Chesterfield, it’s a story of love, betrayal and a malicious, talking couch. Dead Unicorn Ink is back after having the Ottawa Fringe 2012 Fan Favourite: Space Mystery… FROM OUTERSPACE. In Chesterfield, Zach buys a chesterfield for his wife of two years, Sarah as an anniversary present; however, once the couch starts talking and planting thoughts of betrayal into both Zach and Sarah’s mind they find themselves on the precipice of danger, from themselves and each other.
Should you see it?
I didn’t really get the point of this play. The plot is straightforward, but there was just something about this play that irked me. I’ll just get it out of the way and say right off the bat that I didn’t like it. In Chesterfield, we are introduced to three very unlikable characters full of insecurities and very little sympathy. I’m unsure if these characters were written to be over-exaggerated or if they were just acted with over-exaggeration and lots of mind-numbing yelling. (I wish I had brought ear plugs.) It really didn’t feel like there was any coalescing chemistry amongst the cast.

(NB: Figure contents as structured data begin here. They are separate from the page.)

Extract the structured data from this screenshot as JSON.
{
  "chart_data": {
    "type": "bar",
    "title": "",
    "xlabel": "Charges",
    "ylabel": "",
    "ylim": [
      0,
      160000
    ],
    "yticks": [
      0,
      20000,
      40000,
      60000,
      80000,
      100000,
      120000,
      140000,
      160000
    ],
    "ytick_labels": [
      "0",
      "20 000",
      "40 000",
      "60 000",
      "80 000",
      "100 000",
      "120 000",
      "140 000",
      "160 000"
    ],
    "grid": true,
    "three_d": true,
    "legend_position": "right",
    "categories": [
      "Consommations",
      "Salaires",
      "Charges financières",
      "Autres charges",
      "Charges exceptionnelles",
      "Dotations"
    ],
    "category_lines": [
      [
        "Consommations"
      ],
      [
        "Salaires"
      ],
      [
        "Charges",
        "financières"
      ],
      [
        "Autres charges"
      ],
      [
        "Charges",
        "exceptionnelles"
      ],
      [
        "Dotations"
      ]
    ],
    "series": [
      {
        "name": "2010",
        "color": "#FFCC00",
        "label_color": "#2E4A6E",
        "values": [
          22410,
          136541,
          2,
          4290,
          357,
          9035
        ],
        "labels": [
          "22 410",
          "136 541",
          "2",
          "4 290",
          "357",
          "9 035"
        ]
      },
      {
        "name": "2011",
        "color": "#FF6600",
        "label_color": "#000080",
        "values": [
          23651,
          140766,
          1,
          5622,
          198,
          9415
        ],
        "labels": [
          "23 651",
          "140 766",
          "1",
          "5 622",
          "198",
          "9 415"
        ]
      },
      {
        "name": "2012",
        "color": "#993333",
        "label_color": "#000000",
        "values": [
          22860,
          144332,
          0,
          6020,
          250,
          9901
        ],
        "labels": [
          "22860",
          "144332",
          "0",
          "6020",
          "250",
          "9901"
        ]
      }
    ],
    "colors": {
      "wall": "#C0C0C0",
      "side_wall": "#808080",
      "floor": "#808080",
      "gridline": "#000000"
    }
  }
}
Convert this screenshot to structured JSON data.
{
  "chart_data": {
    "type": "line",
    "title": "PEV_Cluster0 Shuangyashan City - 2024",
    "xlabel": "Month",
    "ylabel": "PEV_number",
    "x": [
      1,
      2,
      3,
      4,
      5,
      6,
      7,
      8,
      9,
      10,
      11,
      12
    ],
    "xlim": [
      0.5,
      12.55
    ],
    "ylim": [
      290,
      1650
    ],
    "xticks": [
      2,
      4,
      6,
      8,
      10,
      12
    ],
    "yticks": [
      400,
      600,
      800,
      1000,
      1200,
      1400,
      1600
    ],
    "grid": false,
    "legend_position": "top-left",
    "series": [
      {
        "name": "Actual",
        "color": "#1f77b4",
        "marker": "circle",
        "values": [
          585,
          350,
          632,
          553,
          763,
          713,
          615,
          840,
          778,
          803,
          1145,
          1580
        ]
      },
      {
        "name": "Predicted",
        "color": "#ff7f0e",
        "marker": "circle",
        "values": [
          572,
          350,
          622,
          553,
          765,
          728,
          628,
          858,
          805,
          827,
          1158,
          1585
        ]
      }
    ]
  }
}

The most enjoyable part of Chesterfield was actually the ridiculousness of a talking couch with a slight John Cleese accent. But then the little enjoyment I got from the couch was taken away by the fact that not a single character was in the least bit phased by a talking couch. Let me tell you this, if my couch starts talking to me I’ll have my “what the fuck is going on” moment, which will quickly lead to either a psychiatric evaluation for myself or pure and utter destruction of the couch.
One of the most infuriating parts of Chesterfield is that after the audience already figures out what is happening there will be little dialogue pieces that spell out exactly what has happened, it almost made me feel like we, the audience, were being treated like idiots.
Chesterfield takes a long time to get to the end goal, and I still have yet to see the point to this play, and the ending was by far the stupidest and nonsensical ending I have seen in a Fringe play in a long time.
Where Chesterfield deserves any sort of praise is in its fight sequence. There is a long and intense fight scene which is just beautifully choreographed and was one of the very few highlights of this play.